Fortunately, the director has forged ensembles of wonderful singing actors who make both productions compelling pieces of theatre. Vocally, there’s really not a weak link in either cast, and the women’s voices – particularly the warm glow and silvery shimmer of Dorothea Roschmann’s Elvira, Annette Dasch’s Anna and Miah Persson’s Fiordiligi; the agility and bright finish of Patricia Petibon’s Despina; and the lyrical fervor and supple line Isabel Leonard gives the role of Dorabella. All represent a high-water mark of current Mozart singing.

And that’s not to slight the tender phrasing that tenors Matthew Polenzani (Ottavio) and Topi Lehtipuu (Ferrando) bring to their parts, or the happy pairing of Christopher Maltman’s handsomely sung Giovanni and Erwin Schrott’s equally impressive Leporello. The latter two also prove riveting actors – as, most notably, do Dasch and Petibon. Indeed, both casts function at an unusually high level of acting, with the Così ensemble, especially, providing some of the most convincingly naturalistic work you’re likely to see on an opera stage (not to mention qualifying as the most physically stunning collection of singers I can remember seeing in a single production).

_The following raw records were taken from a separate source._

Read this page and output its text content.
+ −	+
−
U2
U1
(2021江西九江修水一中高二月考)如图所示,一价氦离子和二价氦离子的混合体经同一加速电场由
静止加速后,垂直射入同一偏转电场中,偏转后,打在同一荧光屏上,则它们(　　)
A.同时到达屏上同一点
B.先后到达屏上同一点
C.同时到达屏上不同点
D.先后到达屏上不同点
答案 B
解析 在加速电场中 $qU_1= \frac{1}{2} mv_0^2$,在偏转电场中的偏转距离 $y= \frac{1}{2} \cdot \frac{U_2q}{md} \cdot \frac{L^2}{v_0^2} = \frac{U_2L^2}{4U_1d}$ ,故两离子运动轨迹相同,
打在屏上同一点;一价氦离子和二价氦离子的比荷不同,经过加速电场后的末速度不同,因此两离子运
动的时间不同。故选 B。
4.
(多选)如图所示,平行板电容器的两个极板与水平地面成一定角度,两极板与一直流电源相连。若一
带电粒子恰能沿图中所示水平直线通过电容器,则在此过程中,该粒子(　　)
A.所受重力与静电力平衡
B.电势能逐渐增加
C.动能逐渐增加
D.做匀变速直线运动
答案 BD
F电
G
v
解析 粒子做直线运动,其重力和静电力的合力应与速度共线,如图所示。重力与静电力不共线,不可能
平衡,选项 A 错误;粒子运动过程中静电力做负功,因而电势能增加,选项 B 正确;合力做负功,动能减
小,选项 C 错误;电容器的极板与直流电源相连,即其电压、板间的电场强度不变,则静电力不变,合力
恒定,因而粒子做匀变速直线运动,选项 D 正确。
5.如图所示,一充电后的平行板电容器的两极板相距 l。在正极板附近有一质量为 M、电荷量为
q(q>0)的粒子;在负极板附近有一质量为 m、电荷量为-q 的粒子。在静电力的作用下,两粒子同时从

Both operas enjoy vivid support from the pit as well. In Giovanni – in the version of the score that concludes with the Don being dragged to Hell and omits the moralizing finale that gives the succor and balm of closure to all the remaining characters – Bertrand de Billy favors propulsive, crisply accented, period-informed phrasing, with Adam Fischer taking a more measured, warmly traditional approach to Così.

These stagings look gorgeous on Blu-ray, thanks in no small part to Christian Schmidt’s set designs. Giovanni unfolds in a dense, benighted forest set on a revolving turntable, so there’s no escape from its lurking dangers. Zerlina’s wedding becomes a wild nighttime event, Elvira finds herself abandoned in a fluorescently-lit bus-stop nestled among the trees, and Anna sits, smoking, in the front seat of Ottavio’s luxury car, which he has swerved into a clearing when stricken with doubts about her fidelity.

The Così set is even cannier in its iconography – an ultra-modern and sleekly upscale duplex apartment that is gradually overtaken by the wild forest outside its windows, until trees are growing through the living room floor, and the sectional sofa is sitting in a mound of dirt. At once stunningly finished and elemental, these designs lend as much power to Guth’s work as his resourceful singers do.